چکیده:
One of the key sets of questions underlying Asia Pacific economic cooperation over the last decade has been over the nature and form of the regional trade architecture that would gradually emerge from the turmoil of the Asia-Pacific "noodle bowl" of bilateral and plurilateral FTAs, and how that architecture would accommodate the separate impulses of East Asian and trans-Pacific economic integration.Calls for East Asian economic integration took center-stage in the wake of the East Asian economic crisis of 1997/98, and were quickly reflected in the proposal for an East Asian Free Trade Area (EAFTA) based on the ASEAN plus Three groups. The subsequent development of the so-called "ASEAN Plus One" FTAs both provided a feasible way forward in the absence of a politically viable basis for integration among the major Northeast Asian economies, and also entrenched the idea of East Asian economic integration as an "ASEAN-centered" process. Japan’s proposal for a Comprehensive Economic Partnership for East Asia (CEPEA), based on an ASEAN plus Six groups of countries that comprised the then membership of the East Asian Summit (EAS), subsequently provided an alternative configuration for a region-wide trade bloc based on East Asia. Since then the EAFTA and CEPEA initiatives have moved forward in parallel, but no agreement has been reached to commence formal negotiations in either case. This paper has presented the state of play and future outlook for each of the three initiatives as they appeared at the time of the 2010 APEC leaders’ meeting. This has been followed by a discussion of developments in these initiatives in 2011, as well as possible implications for these initiatives of developments in other arenas.
خلاصه ماشینی:
"1. Introduction The trans-Pacific approach to regional economic integration, which appeared to have been eclipsed by the East Asian developments, was revived by the ABAC (APEC Business Advisory Council) proposal for a Free Trade Area of the Asia Pacific (FTAAP), which after some initial hesitation was strongly endorsed by the United States at the APEC Economic Leaders Meeting in Hanoi in 2006.
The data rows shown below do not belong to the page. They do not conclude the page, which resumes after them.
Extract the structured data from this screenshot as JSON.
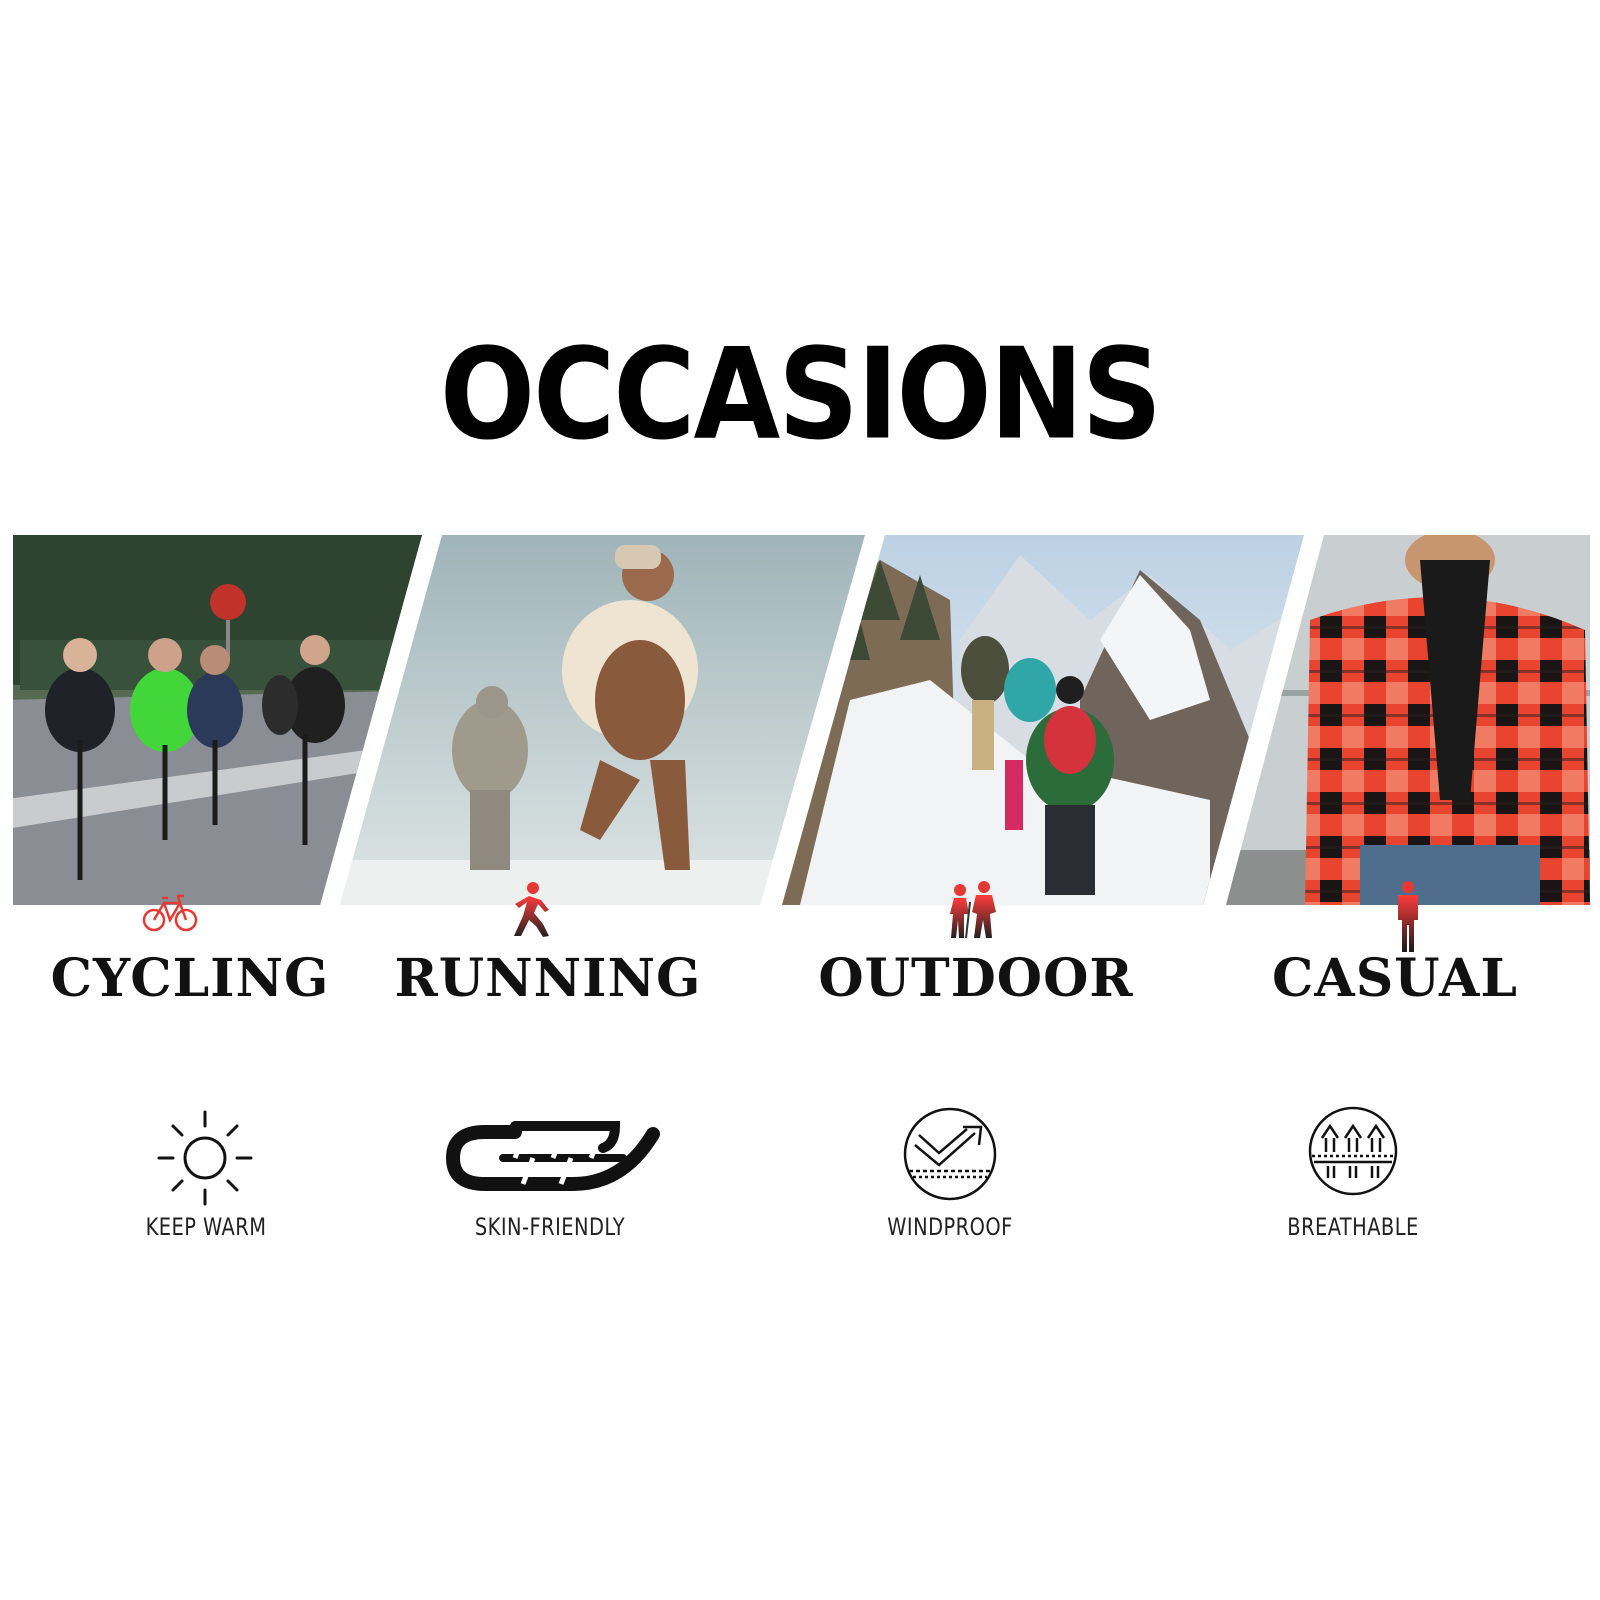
{
  "title": "OCCASIONS",
  "occasions": [
    {
      "label": "CYCLING",
      "icon": "bicycle-icon"
    },
    {
      "label": "RUNNING",
      "icon": "runner-icon"
    },
    {
      "label": "OUTDOOR",
      "icon": "hikers-icon"
    },
    {
      "label": "CASUAL",
      "icon": "standing-person-icon"
    }
  ],
  "features": [
    {
      "label": "KEEP WARM",
      "icon": "sun-icon"
    },
    {
      "label": "SKIN-FRIENDLY",
      "icon": "feather-icon"
    },
    {
      "label": "WINDPROOF",
      "icon": "wind-arrow-icon"
    },
    {
      "label": "BREATHABLE",
      "icon": "breathable-arrows-icon"
    }
  ],
  "photos": {
    "cycling": "group of cyclists on a road",
    "running": "two people jogging in snow",
    "outdoor": "hikers on a snowy mountain trail",
    "casual": "man in red plaid jacket and scarf"
  },
  "colors": {
    "accent_red": "#e53935",
    "text": "#111111"
  }
}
2. Issues in the Evolution of East Asia’s Trade Architecture The ASEAN plus Three (APT) group, formed in the aftermath of the East Asian economic crisis and comprising the ten members of ASEAN plus China, Japan and Korea, remains one of two groupings whose agenda focuses on region-wide economic integration in East Asia.
Re-assessment of East Asia’s economic relationship with the United States was in turn linked to wider questions of the future role of the United States in East Asia, which had come into sharper focus in regional debates sparked by the proposals in 2008 and 2009 of Australia’s then Prime Minister Rudd for an Asia Pacific Community and by Japan’s then Prime Minister Hatoyama for an East Asian Community, with sharply divergent views being expressed even within the normally cohesive Singapore policy establishment (Tay 2010, Koh 2010).
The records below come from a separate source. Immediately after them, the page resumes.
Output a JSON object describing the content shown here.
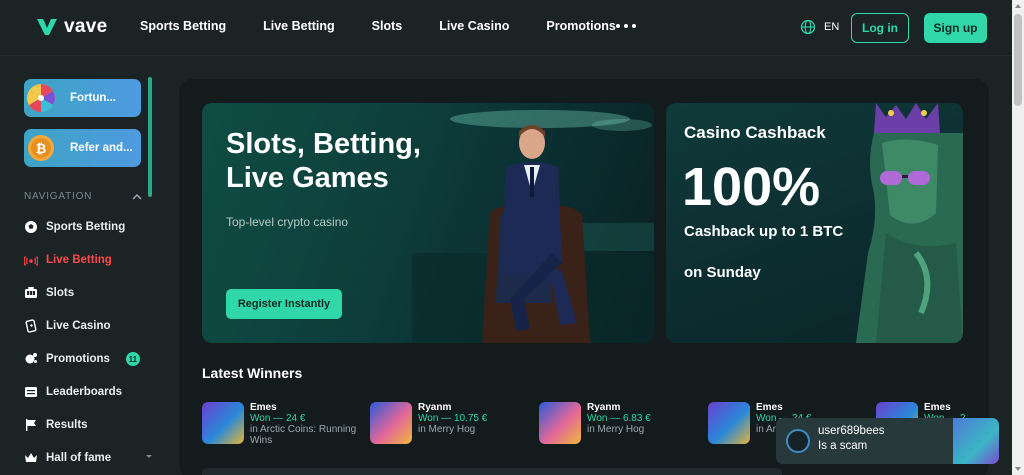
{
  "brand": {
    "logo_text": "vave",
    "accent": "#2fd7a9"
  },
  "header": {
    "nav": [
      "Sports Betting",
      "Live Betting",
      "Slots",
      "Live Casino",
      "Promotions"
    ],
    "more_icon": "more-dots-icon",
    "language": "EN",
    "login_label": "Log in",
    "signup_label": "Sign up"
  },
  "sidebar": {
    "promo_cards": [
      {
        "label": "Fortun...",
        "icon": "fortune-wheel-icon"
      },
      {
        "label": "Refer and...",
        "icon": "bitcoin-coin-icon"
      }
    ],
    "nav_heading": "NAVIGATION",
    "items": [
      {
        "label": "Sports Betting",
        "icon": "soccer-ball-icon"
      },
      {
        "label": "Live Betting",
        "icon": "live-signal-icon",
        "active": true
      },
      {
        "label": "Slots",
        "icon": "slot-machine-icon"
      },
      {
        "label": "Live Casino",
        "icon": "playing-card-icon"
      },
      {
        "label": "Promotions",
        "icon": "promotions-icon",
        "badge": "11"
      },
      {
        "label": "Leaderboards",
        "icon": "leaderboard-icon"
      },
      {
        "label": "Results",
        "icon": "flag-icon"
      },
      {
        "label": "Hall of fame",
        "icon": "crown-icon"
      }
    ]
  },
  "hero": {
    "title": "Slots, Betting, Live Games",
    "subtitle": "Top-level crypto casino",
    "cta_label": "Register Instantly"
  },
  "cashback": {
    "title": "Casino Cashback",
    "percent": "100%",
    "line1": "Cashback up to 1 BTC",
    "line2": "on Sunday"
  },
  "winners": {
    "title": "Latest Winners",
    "items": [
      {
        "name": "Emes",
        "amount": "Won — 24 €",
        "game": "in Arctic Coins: Running Wins",
        "thumb": "arctic"
      },
      {
        "name": "Ryanm",
        "amount": "Won — 10.75 €",
        "game": "in Merry Hog",
        "thumb": "hog"
      },
      {
        "name": "Ryanm",
        "amount": "Won — 6.83 €",
        "game": "in Merry Hog",
        "thumb": "hog"
      },
      {
        "name": "Emes",
        "amount": "Won — 24 €",
        "game": "in Arc Win",
        "thumb": "arctic"
      },
      {
        "name": "Emes",
        "amount": "Won — 2",
        "game": "",
        "thumb": "arctic"
      }
    ]
  },
  "toast": {
    "user": "user689bees",
    "message": "Is a scam"
  }
}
4. Developments in 2011: Progress and Emerging Uncertainties By unambiguously endorsing the FTAAP as the eventual goal of regional economic integration in the Asia-Pacific, and by giving equal endorsement to EAFTA, CEPEA and TPP as avenues toward the achievement of that goal, the APEC leaders in their 2010 statement appeared to encourage the pursuit of each of these three initiatives, with the relative influence of each on the ultimate shape of the FTAAP likely to be dependent on the extent of progress made in each case."